London has a real problem with thieves targeting keyless cars

If you own a new car, there's a good chance that it features some form of keyless security. Whether it helps unlock your car or lets you start it with the push of a button, it makes driving all that bit easier. That's unless it's the reason your car gets stolen. Police forces all over the UK are reporting a rise in keyless car thefts, but a new report released by the Metropolitan Police today suggests that it now accounts for over a quarter of all vehicle thefts across London.

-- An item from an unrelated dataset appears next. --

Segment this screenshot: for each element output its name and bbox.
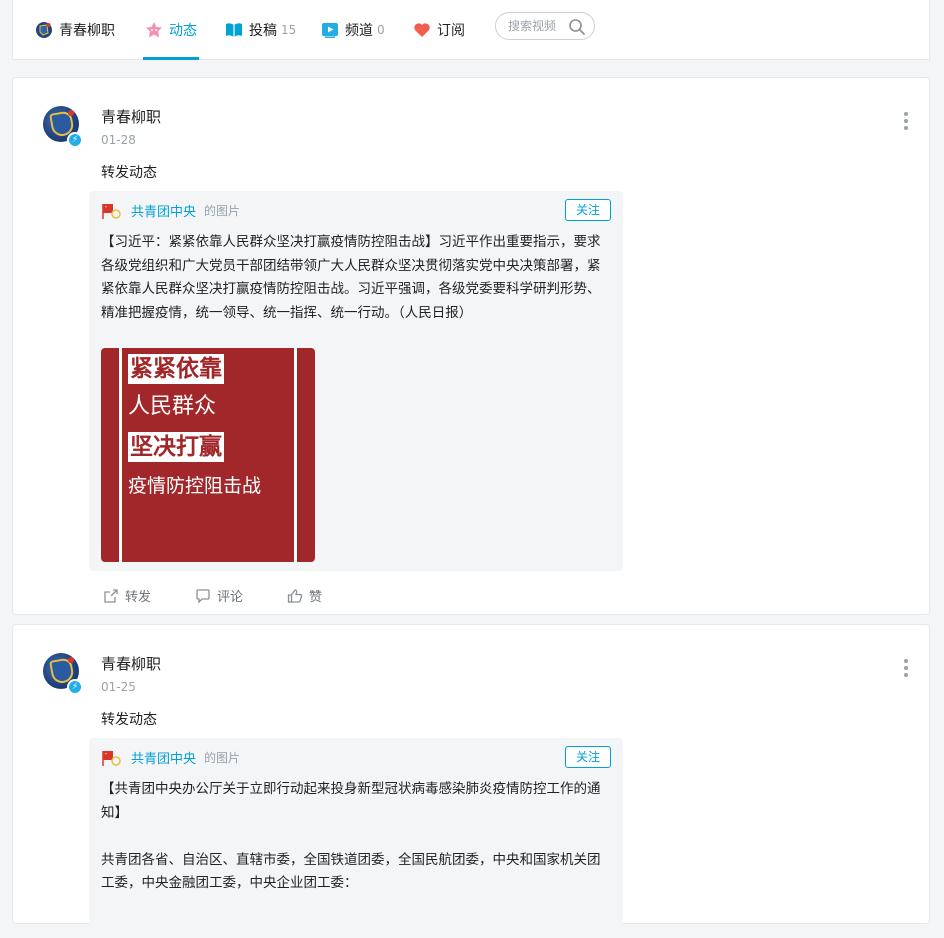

According to the Met, 6,283 cars and vans were pinched in the capital last year by crooks without the owners' key. That works out at 17 vehicles a day. Gangs reportedly use devices (which are originally intended for mechanics) that "bypass the vehicle's electronic information as the owner locks it" or are physically breaking into cars to gain access to their OBD port, which then allows them to download the car's information and imprint it on a new key in no time at all.

Ford Transit and Mercedes Sprinter vans were the most-targeted commercial vehicles, with Ford Fiestas and some luxury BMW and Land Rover models also high on criminals' hit lists. Those models alone accounted for 70 percent of all cars and vans stolen without the original key -- a worrying statistic for some car makers. Redbridge, Newham and Havering were the most popular keyless hotspots.

Thieves are targeting vehicles in London and then driving them to surrounding counties where they can be stripped down and shipped abroad to places like Africa. To combat the rise in high-tech crime, police have launched Operation Endeavour, a new initiative that will see officers begin carrying out roadside checks and performing covert operations to identify and prosecute the people behind the raids.

The Met recommends that Londoners "protect their vehicle like they would their home," which equates to adding more security measures to a keyless car. If you own one, then you should apparently look to invest in a steering lock, an OBD lock, park your car in well lit areas (crimes peak between 10pm and 4am between Sundays and Thursdays) and consider getting a tracker in case it's stolen. Not much then.

The police aims to reduce keyless crime by up to 20 percent by 2016. It's already working with car manufacturers, who want laws passed to stop tools reserved for workshops and car repairs from getting into criminals' hands. Given how fast technology evolves, it's a tough ask, but you might be able to deter thieves with a few additions of your own.